Les méthodes conventionnelles pour évaluer la biodiversité marine sont généralement basées sur des relevés visuels. Elles présentent donc des limites. Une nouvelle approche, basée sur l’ADN environnemental, cet ADN que laissent les espèces dans leur milieu, semble très prometteuse.
Les communautés de poissons dans le monde sont de plus en plus menacées par des facteurs de stress d’origine humaine, tels que la surpêche, la destruction des habitats, l’introduction d’espèces non indigènes, ainsi que par les changements globaux. Ces pressions impactent directement les stocks de poissons, qui offrent des intérêts commerciaux, culturels et récréatifs importants, mais aussi les fonctions écologiques vitales que ces communautés remplissent au sein des écosystèmes marins, comme la régulation du cycle des nutriments et le contrôle des réseaux trophiques. Pour préserver ces écosystèmes fragiles et menacés, il est impératif d’améliorer la gestion durable des ressources marines, et ce prérequis nécessite l’acquisition de données écologiques précises, collectées par le biais de programmes de surveillance réguliers.
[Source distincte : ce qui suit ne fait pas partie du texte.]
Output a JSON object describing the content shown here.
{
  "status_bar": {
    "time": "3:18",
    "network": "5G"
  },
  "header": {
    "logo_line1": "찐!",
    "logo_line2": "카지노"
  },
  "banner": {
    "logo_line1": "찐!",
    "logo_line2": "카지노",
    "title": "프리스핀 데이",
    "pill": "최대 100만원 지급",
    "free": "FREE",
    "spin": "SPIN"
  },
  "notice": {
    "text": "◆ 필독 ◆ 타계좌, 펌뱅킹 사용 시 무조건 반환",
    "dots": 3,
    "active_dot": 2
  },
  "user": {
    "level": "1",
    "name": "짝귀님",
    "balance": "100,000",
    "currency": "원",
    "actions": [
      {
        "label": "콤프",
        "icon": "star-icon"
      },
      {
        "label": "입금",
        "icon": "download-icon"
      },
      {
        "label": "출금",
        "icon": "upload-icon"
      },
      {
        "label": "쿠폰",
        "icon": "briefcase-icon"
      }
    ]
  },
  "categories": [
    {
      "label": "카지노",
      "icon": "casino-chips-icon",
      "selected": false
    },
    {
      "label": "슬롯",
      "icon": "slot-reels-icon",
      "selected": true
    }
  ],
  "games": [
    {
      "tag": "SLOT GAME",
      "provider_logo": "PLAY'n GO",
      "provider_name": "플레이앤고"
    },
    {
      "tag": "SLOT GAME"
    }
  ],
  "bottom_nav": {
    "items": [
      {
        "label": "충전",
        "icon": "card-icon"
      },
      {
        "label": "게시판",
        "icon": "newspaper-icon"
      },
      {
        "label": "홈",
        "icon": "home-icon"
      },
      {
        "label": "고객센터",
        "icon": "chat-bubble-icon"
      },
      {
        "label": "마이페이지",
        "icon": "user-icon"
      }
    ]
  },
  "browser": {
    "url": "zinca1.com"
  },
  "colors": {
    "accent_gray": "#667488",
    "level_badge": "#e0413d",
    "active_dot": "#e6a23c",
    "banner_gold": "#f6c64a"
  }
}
Dans les zones côtières, les données écologiques sont généralement collectées à l’aide de méthodes conventionnelles, telles que le recensement visuel sous-marin (UVC), la vidéo sous-marine et la pêche expérimentale. Le recensement visuel sous-marin consiste en l’identification, le dénombrement et l’estimation de la taille de tous les poissons rencontrés sur une surface standardisée. Il s’agit de la méthode la plus couramment utilisée pour évaluer l’abondance, la biomasse et la composition des communautés de poissons. Cependant, cette méthode présente plusieurs limites. Tout d’abord, étant donné que les comptages sont réalisés par des plongeurs, la méthode est restreinte par la visibilité sous l’eau ainsi que par les règles de sécurité incombant à la pratique de…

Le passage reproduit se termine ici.